Horticulture Research 11,
Article number: uhad286 (2024)
doi: https://doi.org/10.1093/hr/uhad286
Views: 425

Received: 28 Aug 2023
Accepted: 17 Dec 2023
Published online: 29 Dec 2023

Abstract

Accurate and real-time monitoring of grapevine freezing tolerance is crucial for the sustainability of the grape industry in cool climate viticultural regions. However, on-site data are limited due to the complexity of measurement. Current prediction models underperform under diverse climate conditions, which limits the large-scale deployment of these methods.
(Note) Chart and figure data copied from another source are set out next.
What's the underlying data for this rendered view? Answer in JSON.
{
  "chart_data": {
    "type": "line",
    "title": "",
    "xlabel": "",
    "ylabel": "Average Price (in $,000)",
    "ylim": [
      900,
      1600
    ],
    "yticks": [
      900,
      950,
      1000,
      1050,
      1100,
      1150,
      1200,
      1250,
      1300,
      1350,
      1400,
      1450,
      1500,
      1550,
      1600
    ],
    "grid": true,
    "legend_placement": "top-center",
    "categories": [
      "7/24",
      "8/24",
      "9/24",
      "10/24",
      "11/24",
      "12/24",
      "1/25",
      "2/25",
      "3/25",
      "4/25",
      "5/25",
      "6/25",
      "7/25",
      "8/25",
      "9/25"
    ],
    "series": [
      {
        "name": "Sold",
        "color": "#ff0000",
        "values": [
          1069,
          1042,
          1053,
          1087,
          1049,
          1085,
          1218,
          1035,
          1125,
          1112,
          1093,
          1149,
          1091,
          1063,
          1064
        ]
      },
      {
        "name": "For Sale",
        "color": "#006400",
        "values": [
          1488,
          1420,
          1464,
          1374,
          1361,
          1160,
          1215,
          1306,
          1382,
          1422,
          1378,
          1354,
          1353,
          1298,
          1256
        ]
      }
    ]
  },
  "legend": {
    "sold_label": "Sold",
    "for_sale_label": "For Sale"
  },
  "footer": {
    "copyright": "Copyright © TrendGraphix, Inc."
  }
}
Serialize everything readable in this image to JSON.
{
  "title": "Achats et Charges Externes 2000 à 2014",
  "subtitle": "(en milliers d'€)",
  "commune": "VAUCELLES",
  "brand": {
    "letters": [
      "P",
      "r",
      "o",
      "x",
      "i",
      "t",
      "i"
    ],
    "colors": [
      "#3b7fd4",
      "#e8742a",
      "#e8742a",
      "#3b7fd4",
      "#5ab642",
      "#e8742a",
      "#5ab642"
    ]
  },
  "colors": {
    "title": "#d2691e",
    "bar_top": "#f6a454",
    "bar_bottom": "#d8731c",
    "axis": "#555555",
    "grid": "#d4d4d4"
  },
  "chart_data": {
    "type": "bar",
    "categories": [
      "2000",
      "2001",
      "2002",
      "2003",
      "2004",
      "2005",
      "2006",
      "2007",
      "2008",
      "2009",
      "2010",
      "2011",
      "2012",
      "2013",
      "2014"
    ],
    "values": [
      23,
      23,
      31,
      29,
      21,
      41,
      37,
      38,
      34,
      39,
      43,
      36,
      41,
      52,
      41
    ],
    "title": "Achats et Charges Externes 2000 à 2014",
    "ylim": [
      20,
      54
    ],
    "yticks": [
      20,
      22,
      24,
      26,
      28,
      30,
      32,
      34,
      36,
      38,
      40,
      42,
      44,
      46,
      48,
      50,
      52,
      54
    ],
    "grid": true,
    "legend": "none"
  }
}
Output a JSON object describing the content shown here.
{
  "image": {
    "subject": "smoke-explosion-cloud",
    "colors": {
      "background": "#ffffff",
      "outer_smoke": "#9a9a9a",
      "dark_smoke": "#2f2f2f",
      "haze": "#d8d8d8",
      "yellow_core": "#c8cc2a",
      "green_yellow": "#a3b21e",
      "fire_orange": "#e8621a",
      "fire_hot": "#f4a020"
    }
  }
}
We combined grapevine freezing tolerance data from multiple regions in North America and generated a predictive model based on hourly temperature-derived features and cultivar features using AutoGluon, an automated machine learning engine. Feature importance was quantified by AutoGluon and SHAP (SHapley Additive exPlanations) value. The final model was evaluated and compared with previous models for its performance under different climate conditions. The final model achieved an overall 1.36°C root-mean-square error during model testing and outperformed two previous models using three test cultivars at all testing regions. Two feature importance quantification methods identified five shared essential features. Detailed analysis of the features indicates that the model has adequately extracted some biological mechanisms during training. The final model, named NYUS.2, was deployed along with two previous models as an R shiny-based application in the 2022–23 dormancy season, enabling large-scale and real-time simulation of grapevine freezing tolerance in North America for the first time.